En este contexto entramos en abril, tras un invierno polémico, marcado por un profundo  debate social motivado por un anteproyecto de ley del aborto que retrotraería el país varias décadas, a una época precaria para los derechos humanos de las mujeres y niñas. Una reforma que podría causar un aumento en el número de las que recurren a procedimientos peligrosos, inseguros, clandestinos e ilegales, poniendo en riesgo su salud y hasta su vida. Una reforma que, como recordamos desde Amnistía Internacional, limita el derecho de las mujeres y niñas a tomar decisiones por sí mismas y restringe su autonomía.

Con la mirada puesta en los derechos sexuales y reproductivos a nivel internacional afrontábamos el pasado 8 de marzo, dando inicio a la campaña “Mi cuerpo, mis derechos”, que tiene como objetivos prioritarios en nuestra Sección el fin de la impunidad para los violadores y el acceso de las mujeres a los servicios de salud y a la justicia en el Magreb y una política de tolerancia cero hacia la violencia contra las mujeres y el apoyo a todas aquellas que trabajan contra la prohibición del aborto en El Salvador.
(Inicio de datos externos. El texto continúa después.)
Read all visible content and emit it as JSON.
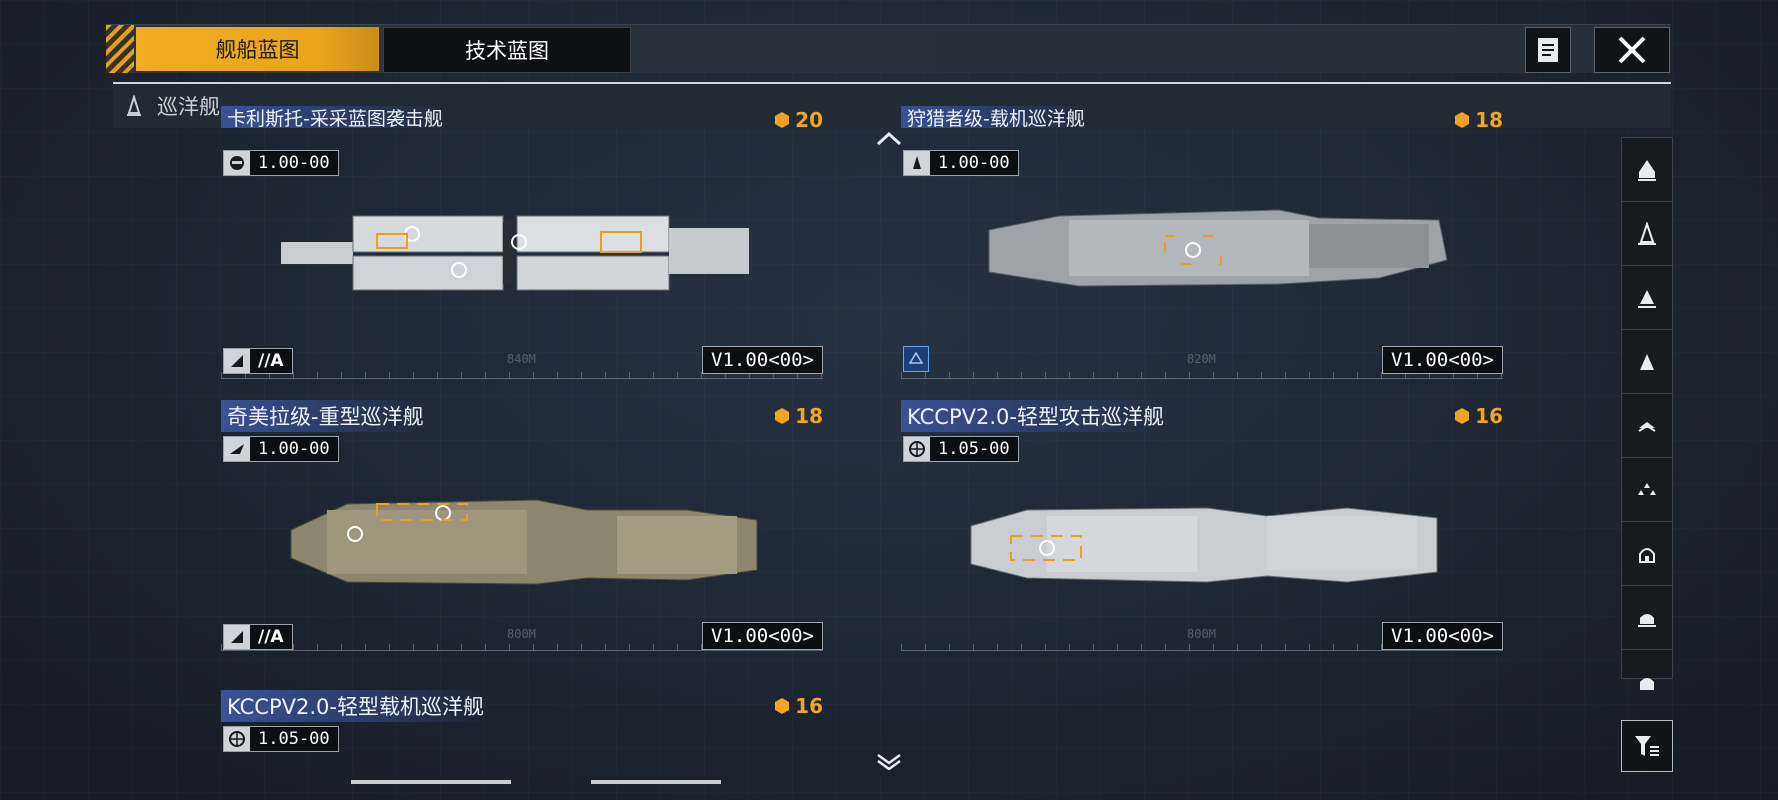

La campaña arranca cuando aún permanecen en curso las acciones de denuncia de las mujeres que mueren en España sin protección ni justicia a manos de sus parejas o ex-parejas, de aquéllas a las que se prohíbe conducir en Arabia Saudí, de las profesionales y activistas asesinadas o amenazadas en Afganistán por sus actividades a favor de los derechos de las mujeres y niñas, de las campesinas e indígenas que fueron esterilizadas forzosamente en Perú o de aquellas  mujeres que, como Osman Hamed, pueden ser flageladas por negarse a cubrir su cabello con un pañuelo en público en Sudán.
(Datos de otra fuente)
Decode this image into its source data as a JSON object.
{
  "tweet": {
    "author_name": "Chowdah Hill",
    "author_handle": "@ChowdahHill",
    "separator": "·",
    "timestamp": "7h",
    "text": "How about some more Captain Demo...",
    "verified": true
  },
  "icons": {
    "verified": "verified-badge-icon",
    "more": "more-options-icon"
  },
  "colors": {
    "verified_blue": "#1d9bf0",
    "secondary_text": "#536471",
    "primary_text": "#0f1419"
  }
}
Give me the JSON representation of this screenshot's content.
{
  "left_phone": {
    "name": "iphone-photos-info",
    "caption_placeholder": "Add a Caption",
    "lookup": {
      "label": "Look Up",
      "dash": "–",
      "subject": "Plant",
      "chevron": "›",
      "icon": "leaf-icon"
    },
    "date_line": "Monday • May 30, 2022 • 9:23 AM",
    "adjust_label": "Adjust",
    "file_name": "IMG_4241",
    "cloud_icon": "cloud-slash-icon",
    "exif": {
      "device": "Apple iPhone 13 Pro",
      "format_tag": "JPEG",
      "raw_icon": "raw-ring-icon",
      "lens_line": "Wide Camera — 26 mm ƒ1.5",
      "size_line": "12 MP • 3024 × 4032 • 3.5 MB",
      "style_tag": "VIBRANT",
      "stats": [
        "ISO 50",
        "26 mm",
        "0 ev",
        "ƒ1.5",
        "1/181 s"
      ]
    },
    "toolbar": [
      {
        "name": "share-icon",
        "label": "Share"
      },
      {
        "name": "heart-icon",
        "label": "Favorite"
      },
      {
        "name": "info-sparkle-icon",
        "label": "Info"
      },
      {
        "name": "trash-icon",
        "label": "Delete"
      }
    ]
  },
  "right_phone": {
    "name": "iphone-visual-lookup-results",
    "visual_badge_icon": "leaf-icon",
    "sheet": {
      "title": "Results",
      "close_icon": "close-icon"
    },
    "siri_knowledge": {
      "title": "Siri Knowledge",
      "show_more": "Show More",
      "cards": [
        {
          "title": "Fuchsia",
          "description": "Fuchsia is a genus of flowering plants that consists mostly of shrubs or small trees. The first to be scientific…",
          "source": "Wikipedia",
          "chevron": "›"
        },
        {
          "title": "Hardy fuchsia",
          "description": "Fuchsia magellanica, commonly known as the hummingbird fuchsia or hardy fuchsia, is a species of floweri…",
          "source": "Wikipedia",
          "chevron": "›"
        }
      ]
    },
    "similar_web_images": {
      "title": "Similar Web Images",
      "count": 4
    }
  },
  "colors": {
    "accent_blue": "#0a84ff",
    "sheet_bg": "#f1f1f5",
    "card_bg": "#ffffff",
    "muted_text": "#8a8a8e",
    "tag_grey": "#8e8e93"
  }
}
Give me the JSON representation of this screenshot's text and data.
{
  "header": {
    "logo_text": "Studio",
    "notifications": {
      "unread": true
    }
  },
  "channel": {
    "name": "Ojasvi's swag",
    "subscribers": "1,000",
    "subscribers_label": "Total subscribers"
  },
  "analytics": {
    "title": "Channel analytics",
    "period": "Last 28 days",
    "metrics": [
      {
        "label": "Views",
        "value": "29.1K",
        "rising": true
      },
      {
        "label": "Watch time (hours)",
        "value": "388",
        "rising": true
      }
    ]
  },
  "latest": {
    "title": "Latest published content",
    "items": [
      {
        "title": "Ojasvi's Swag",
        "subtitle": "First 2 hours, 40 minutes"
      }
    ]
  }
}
Además de recordar algunas de las preocupaciones de la organización en relación con la situación de la mujer, en este mes de abril, en el que celebramos el Día Internacional de la visibilidad lésbica, queremos volver la mirada sobre algunas de las circunstancias especiales en las que se desarrolla la vida de muchas mujeres lesbianas, bisexuales y transexuales.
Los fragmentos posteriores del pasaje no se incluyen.